Kris Sayer found that studying with the weapon she was drawing opened her eyes to the possibilities* of her weapon. Instead of imagining her protagonist whacking people with a giant wooden spoon, Kris began to consider what part of the spoon, and why.
Advice to other writers on writing scenes involving swords?
Jen Landels: “It’s a story. Never forget that it’s a story. As a swordfighter, I’m interested in the blow-by-blow mechanics of the fight… [but] the vast majority of your public will get lost.” But if you can describe the feeling, Jen added, the shiver that goes up your arm when your opponent’s blade slides up your own, you’re onto something.
Chris Humphreys: “You build up your characters, and then take them into peril.” Not all readers will like the violence, or care about swordfights at all. So you need to have the readers invested in the character first. Make them care before you put your characters in danger of losing life and limb. And a good swordfight “should be fun, fast, and furious, in my opinion.”
Sebastien de Castell pointed out that he writes fantasy, and he doesn’t see why everyone in a fantasy world should fight like a 16th century Italian noble. So his swordplay is deliberately not based on actual swordplay at any one historical period.
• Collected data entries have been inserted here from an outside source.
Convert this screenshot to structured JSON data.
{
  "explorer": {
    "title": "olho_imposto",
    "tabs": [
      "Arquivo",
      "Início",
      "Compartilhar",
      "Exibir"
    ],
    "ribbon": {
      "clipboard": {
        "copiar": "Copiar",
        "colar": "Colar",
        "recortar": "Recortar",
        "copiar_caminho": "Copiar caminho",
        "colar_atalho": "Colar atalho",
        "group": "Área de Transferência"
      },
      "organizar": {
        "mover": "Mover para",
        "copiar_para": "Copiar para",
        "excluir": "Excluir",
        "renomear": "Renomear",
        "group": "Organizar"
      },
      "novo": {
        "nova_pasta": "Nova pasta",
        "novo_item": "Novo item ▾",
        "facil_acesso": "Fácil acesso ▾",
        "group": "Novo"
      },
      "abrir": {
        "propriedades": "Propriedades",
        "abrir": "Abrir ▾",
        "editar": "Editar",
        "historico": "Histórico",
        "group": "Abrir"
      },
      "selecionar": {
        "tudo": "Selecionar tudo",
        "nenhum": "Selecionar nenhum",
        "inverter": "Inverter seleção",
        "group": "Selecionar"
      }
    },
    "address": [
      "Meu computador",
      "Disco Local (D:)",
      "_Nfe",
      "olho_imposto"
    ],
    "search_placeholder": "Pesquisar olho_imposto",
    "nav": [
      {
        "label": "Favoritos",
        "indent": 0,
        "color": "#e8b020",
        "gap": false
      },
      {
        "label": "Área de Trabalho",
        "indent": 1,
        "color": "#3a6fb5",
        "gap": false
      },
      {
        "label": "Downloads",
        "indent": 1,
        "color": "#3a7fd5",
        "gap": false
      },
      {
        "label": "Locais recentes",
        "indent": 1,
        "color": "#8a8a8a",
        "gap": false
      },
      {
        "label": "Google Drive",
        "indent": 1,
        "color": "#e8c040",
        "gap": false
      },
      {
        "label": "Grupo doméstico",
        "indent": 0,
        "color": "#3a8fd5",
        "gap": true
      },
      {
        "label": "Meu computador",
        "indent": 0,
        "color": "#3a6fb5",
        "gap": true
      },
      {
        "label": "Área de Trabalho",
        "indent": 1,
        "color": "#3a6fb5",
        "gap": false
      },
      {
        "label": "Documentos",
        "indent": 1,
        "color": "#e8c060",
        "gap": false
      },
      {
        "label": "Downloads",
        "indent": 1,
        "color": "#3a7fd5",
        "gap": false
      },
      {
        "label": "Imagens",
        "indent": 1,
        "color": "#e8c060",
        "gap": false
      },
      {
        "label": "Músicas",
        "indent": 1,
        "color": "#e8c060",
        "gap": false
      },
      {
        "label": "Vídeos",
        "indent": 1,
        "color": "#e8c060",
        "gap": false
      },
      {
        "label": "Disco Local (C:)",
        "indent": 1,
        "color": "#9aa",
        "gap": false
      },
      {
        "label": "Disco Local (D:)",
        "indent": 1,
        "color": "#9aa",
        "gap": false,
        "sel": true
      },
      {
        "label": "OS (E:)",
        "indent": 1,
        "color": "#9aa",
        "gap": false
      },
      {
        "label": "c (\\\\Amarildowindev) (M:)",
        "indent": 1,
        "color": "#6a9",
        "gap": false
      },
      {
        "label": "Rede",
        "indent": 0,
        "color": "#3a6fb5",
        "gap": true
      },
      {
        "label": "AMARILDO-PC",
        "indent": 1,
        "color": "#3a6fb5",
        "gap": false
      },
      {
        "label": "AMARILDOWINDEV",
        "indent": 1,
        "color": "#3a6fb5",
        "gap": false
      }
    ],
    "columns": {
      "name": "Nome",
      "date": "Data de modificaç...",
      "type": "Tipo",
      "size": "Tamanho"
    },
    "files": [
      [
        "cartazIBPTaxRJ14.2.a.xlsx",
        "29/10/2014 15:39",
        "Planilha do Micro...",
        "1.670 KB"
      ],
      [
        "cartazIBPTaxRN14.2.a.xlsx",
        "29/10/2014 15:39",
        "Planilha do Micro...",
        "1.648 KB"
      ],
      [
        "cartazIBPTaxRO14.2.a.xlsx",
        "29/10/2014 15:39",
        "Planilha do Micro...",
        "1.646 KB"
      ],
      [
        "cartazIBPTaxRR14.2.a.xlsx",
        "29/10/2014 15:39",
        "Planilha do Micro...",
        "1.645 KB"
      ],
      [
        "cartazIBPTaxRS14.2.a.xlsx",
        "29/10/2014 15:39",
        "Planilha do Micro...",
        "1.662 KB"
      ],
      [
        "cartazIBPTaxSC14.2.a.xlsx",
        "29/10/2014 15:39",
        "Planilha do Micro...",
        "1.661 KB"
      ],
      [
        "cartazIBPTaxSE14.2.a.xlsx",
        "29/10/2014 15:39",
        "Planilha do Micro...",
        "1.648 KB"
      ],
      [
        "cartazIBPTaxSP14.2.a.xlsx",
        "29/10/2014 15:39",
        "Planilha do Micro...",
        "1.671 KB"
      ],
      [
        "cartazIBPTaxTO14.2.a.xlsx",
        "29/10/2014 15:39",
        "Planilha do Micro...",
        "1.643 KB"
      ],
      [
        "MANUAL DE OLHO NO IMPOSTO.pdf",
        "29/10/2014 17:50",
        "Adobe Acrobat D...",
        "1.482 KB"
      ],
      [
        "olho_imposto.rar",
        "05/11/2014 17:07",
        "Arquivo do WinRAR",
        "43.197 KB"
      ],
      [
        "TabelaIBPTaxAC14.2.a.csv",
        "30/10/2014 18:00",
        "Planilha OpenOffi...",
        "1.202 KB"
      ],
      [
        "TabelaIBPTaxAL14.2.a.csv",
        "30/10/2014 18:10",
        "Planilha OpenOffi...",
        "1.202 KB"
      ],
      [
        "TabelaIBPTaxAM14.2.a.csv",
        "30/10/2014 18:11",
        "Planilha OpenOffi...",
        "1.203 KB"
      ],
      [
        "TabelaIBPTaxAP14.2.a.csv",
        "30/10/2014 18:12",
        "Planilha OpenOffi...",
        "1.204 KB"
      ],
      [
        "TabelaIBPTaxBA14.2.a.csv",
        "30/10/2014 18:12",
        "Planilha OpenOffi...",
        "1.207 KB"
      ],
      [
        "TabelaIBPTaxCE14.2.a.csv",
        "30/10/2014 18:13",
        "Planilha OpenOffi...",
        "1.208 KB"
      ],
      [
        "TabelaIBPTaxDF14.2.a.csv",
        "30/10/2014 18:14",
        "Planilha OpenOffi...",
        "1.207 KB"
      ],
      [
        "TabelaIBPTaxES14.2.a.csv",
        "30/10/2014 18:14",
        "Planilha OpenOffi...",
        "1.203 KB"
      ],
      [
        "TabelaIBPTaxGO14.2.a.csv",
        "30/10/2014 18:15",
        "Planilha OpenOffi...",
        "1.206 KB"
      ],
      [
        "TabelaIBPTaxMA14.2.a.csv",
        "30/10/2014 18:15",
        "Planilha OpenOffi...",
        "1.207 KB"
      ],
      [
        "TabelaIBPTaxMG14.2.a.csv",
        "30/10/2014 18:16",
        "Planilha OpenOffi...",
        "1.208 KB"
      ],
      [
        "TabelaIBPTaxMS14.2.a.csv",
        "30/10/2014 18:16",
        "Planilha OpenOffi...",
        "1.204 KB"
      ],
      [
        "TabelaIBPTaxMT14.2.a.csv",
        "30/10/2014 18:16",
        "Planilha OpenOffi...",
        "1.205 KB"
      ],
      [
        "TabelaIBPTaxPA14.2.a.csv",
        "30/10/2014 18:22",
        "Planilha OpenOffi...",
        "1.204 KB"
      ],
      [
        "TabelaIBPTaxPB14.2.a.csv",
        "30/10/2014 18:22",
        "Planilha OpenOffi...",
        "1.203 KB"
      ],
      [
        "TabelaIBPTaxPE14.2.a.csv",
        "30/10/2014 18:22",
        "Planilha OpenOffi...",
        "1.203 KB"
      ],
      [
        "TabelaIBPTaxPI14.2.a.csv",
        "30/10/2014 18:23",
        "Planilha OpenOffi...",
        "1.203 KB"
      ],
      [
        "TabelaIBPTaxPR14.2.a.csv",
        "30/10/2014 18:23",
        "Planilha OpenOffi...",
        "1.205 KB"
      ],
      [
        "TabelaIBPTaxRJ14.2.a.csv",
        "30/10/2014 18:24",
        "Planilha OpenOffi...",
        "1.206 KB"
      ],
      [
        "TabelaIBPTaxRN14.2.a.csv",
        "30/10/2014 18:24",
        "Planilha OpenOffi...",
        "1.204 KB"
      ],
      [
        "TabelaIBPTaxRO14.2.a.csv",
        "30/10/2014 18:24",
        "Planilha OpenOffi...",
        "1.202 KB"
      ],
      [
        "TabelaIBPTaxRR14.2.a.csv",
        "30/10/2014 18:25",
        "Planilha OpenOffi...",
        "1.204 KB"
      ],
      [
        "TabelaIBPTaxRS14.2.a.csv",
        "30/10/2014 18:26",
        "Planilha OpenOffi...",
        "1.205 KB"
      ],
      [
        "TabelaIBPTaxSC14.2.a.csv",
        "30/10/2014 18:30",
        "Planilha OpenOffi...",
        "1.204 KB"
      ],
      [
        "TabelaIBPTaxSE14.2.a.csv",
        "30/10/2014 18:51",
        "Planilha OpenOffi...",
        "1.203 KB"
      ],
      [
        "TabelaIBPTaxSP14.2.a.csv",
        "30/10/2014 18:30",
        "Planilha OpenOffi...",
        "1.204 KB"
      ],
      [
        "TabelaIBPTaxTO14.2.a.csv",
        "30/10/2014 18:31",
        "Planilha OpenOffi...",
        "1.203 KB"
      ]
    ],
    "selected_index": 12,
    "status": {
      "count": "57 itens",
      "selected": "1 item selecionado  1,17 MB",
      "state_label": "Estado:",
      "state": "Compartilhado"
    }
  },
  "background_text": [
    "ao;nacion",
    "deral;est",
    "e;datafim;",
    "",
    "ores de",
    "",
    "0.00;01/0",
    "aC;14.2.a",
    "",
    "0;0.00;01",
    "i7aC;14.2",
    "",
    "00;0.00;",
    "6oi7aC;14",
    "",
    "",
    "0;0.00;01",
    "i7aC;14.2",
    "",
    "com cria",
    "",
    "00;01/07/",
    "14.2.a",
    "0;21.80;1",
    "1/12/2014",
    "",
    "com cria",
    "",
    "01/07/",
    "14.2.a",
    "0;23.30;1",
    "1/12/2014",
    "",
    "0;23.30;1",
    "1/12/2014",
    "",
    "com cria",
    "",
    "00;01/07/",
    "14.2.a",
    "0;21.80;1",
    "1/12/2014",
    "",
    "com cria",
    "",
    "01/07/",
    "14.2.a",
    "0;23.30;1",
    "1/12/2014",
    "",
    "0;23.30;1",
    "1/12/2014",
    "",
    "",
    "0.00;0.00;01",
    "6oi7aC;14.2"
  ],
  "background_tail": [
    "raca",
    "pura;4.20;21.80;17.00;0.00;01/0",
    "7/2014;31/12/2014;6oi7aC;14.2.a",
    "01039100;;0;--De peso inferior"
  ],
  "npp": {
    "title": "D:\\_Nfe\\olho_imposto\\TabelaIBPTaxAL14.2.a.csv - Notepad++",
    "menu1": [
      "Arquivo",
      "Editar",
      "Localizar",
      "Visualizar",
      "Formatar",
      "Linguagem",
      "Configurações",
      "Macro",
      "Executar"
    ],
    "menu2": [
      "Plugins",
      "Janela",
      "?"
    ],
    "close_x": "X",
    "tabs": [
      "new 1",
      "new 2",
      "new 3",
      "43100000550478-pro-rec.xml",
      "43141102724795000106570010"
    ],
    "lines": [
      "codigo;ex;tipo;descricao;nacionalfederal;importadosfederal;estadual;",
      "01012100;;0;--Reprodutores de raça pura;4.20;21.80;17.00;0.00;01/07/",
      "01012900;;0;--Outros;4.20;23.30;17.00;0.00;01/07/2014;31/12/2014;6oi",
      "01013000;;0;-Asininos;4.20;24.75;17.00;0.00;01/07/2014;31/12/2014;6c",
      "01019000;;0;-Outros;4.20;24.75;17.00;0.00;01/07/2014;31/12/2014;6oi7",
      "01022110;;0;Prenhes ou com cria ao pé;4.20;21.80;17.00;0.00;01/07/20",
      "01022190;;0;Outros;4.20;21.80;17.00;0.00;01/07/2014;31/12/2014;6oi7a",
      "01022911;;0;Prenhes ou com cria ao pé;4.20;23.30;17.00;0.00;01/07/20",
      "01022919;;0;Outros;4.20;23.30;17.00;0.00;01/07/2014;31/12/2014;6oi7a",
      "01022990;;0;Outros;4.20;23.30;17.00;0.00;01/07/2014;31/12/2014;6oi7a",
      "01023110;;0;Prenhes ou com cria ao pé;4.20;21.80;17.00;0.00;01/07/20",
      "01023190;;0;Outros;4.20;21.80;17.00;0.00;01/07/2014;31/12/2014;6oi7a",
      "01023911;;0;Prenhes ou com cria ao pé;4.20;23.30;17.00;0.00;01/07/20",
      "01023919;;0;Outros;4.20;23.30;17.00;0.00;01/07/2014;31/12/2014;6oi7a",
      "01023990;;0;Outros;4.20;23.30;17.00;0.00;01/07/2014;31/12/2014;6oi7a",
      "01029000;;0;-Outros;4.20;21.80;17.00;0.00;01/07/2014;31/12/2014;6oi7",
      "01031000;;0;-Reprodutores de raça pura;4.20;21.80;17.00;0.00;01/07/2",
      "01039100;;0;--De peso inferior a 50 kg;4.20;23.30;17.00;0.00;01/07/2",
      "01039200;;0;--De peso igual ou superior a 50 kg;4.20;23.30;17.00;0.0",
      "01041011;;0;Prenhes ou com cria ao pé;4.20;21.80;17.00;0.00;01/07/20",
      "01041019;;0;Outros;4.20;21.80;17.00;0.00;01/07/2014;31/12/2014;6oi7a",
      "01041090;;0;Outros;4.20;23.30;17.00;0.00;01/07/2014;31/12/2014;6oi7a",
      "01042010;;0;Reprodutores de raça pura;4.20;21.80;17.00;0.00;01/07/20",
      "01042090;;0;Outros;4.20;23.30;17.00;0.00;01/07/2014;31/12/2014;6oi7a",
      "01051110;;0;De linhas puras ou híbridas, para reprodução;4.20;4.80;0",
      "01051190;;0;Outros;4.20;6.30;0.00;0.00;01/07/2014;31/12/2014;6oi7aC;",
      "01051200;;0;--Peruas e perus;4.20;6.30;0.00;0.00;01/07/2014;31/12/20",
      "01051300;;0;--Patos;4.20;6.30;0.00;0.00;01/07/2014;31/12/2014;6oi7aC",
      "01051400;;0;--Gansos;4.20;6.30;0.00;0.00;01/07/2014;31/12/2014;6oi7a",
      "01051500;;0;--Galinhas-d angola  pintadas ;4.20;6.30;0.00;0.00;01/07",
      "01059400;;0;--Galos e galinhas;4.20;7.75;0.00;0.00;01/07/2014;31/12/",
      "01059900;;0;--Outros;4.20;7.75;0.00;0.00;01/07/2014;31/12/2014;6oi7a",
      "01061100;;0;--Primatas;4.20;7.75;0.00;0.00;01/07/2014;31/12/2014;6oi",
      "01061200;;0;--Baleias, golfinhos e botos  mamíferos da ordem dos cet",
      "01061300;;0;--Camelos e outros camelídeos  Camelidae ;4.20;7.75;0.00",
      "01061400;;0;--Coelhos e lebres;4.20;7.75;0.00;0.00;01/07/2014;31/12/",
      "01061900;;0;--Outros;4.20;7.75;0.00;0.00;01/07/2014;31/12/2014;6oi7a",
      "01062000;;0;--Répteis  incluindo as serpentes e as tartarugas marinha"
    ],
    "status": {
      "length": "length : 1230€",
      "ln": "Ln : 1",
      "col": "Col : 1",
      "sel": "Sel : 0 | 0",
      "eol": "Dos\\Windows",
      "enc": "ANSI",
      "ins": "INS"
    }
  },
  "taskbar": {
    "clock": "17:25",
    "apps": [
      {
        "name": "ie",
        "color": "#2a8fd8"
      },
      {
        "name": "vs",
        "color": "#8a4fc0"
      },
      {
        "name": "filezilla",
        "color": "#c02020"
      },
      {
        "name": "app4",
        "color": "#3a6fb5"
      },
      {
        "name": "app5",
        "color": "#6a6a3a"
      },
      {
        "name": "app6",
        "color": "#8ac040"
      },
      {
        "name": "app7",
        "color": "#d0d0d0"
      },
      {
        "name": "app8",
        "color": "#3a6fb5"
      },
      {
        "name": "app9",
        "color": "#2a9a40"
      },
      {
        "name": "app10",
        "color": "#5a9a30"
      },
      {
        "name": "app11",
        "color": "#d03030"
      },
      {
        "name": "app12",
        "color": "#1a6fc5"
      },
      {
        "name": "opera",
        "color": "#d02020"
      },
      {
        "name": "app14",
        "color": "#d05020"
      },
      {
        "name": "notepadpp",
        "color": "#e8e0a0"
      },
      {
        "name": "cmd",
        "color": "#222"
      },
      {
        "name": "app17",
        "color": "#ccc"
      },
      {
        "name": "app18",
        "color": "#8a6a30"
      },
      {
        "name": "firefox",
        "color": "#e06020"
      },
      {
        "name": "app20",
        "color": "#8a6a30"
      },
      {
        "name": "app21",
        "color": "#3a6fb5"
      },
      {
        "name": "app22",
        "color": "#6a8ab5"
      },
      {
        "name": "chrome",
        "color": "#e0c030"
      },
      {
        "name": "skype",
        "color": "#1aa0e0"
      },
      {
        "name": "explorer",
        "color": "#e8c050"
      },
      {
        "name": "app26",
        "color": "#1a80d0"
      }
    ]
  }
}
From his perspective there are three different scales, three levels, for describing an action.
- There’s the very large view (“They fought like dragons…”)
- There’s the middle view (“Chris threw a roundhouse punch at my face”)
- There’s the micro view (“The first thing I saw were the hairs on his knuckles as…”)
He recommends writing pieces of the fight on all three scales – begin with the micro view, say, then move to the medium, then to the large, and end on the micro level again. “Often what’s missing is that absolutely visceral detail.”
Kris Sayer’s technique is to “keep it simple and know your audience.” Each move should make sense to someone who has no interest in swordplay.
A scene from Sebastien de Castell’s Traitor’s Blade was read by the author and performed by Sylvie, Adrian, John, and Nick from Academie Duello’s Performance Team. Kudos to the team for combining deft swordplay with the appropriate (and very amusing) facial expressions!
Kris Sayer read the text from her graphic novel while the images were projected onto a screen and Kimberleigh, John, and Adrian performed the scene. In contrast to the almost merry action of the duel in Sebastien de Castell’s novel, in which the protagonist’s narrative voice filters the audience’s perspective on events, the violence in Tatterhood was graphic and disturbing, even sickening – as violence is in real life. (Another thing for writers to consider: the repercussions of living with the threat of violence, of enduring violence oneself, and of enacting violence upon others.)
It was a most fascinating and illuminating evening.
And, fittingly, a post from a Duello member on Sir Terry Pratchett and swordplay.
*I cannot even think that phrase without hearing it in Bumi’s voice. Avatar: The Last Airbender has marked me for life.